An equity, or shares as is it commonly known, gives the purchaser a stake in a business. This may also entitle the owner to vote at shareholder meetings and receive profits that is allocated to shareholders. These profits are known as dividends.

Equities make money by increasing in value or by paying a dividend. However, there is no guarantee an equity will go up in value or that the business will choose to pay a dividend. Equities can also decrease in value, losing money. When an equity is sold for more than you paid for it you have a capital gain. If you sell for less, you have a capital loss.

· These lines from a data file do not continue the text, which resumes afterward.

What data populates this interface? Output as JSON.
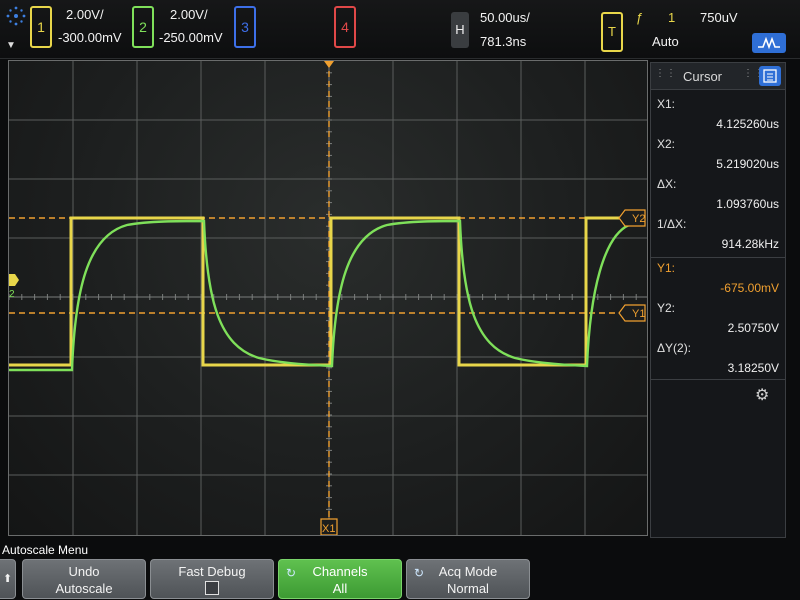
{
  "header": {
    "ch1": {
      "number": "1",
      "scale": "2.00V/",
      "offset": "-300.00mV",
      "color": "#e8d64a"
    },
    "ch2": {
      "number": "2",
      "scale": "2.00V/",
      "offset": "-250.00mV",
      "color": "#7fe05a"
    },
    "ch3": {
      "number": "3",
      "color": "#3d6fe8"
    },
    "ch4": {
      "number": "4",
      "color": "#e04848"
    },
    "horizontal": {
      "label": "H",
      "timebase": "50.00us/",
      "delay": "781.3ns"
    },
    "trigger": {
      "label": "T",
      "slope_icon": "ƒ",
      "source": "1",
      "level": "750uV",
      "mode": "Auto"
    }
  },
  "cursor_panel": {
    "title": "Cursor",
    "rows": [
      {
        "label": "X1:",
        "value": "4.125260us"
      },
      {
        "label": "X2:",
        "value": "5.219020us"
      },
      {
        "label": "ΔX:",
        "value": "1.093760us"
      },
      {
        "label": "1/ΔX:",
        "value": "914.28kHz"
      },
      {
        "label": "Y1:",
        "value": "-675.00mV"
      },
      {
        "label": "Y2:",
        "value": "2.50750V"
      },
      {
        "label": "ΔY(2):",
        "value": "3.18250V"
      }
    ]
  },
  "markers": {
    "y2": "Y2",
    "y1": "Y1",
    "x1": "X1",
    "ch1_ground": "1",
    "ch2_ground": "2"
  },
  "softkeys": {
    "menu_title": "Autoscale Menu",
    "undo": {
      "line1": "Undo",
      "line2": "Autoscale"
    },
    "fast_debug": {
      "line1": "Fast Debug"
    },
    "channels": {
      "line1": "Channels",
      "line2": "All"
    },
    "acq_mode": {
      "line1": "Acq Mode",
      "line2": "Normal"
    }
  },
  "colors": {
    "cursor_orange": "#f0a030",
    "panel_accent": "#2f6fd6"
  }
}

When compared to fixed-income investments, equities can deliver much higher returns, but in-turn comes with a much higher risk. You may end of with a much higher return, or a greater loss due to the increased risk.

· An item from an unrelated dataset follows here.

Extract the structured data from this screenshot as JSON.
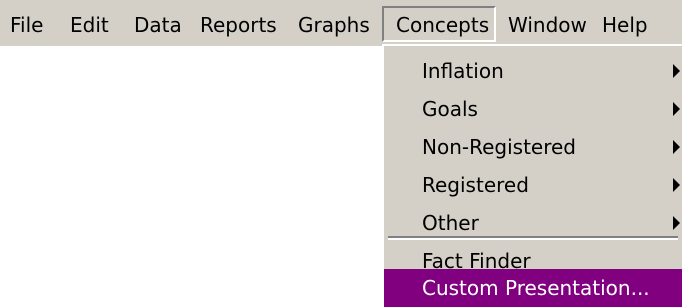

Here is a rundown of some of the different kinds of equities available:

Common share:

When you purchase a common share, you may also receive voting rights in the company. This gives you the right to elect directors and vote on certain major corporate decisions. Common shares can offer a dividend, but it is up to the directors to decide if they want to do so. If the company dissolves common shareholders have a right to a portion of the remaining assets, if any. However, their portion comes after distribution has been made to tax authorities, employees, creditors and preferred shareholders.

Restricted voting share:

These shares are equivalent to common shares, except they do not come with voting rights.

Preferred share:

This kind of shared pays a fixed dividend, or in some cases a dividend greater than paid on common shares. However, a company may reduce or suspend the dividend payments if it does not earn enough profit, or if the capital is needed elsewhere. Generally, the price of preferred shares fluctuates less than common shares, but the price may still fall if the company decides to reduce their dividend, or if the rate of return of other investment rises, in-turn making the preferred shares a less attractive investment option. If a company dissolves, preferred shareholders can receive up to face value of their shares from the remaining assets, but they still rank behind tax authorities, employees and creditors.

Flow-through share:

A flow-through share is a special kind of common share that is issued by oil and gas or mineral exploration companies. It differs by allowing certain tax deductions for qualifying, development and property expenditures to “flow through” from the company to shareholders. With resource exploration and development programs comes higher risk.

Rights and Warrants:

These provide the purchaser the right to buy additional shares from the company at a specific price during a certain period of time.

Rights allow shareholders to acquire more shares and are typically issued in proportion to the number of shares an investor already owns.

Warrants allow shareholders to acquire other securities of the company. They are offered to an investor along with the sale of another security. For example, an investor could be given a warrant to purchase common shares while purchasing restricted voting shares.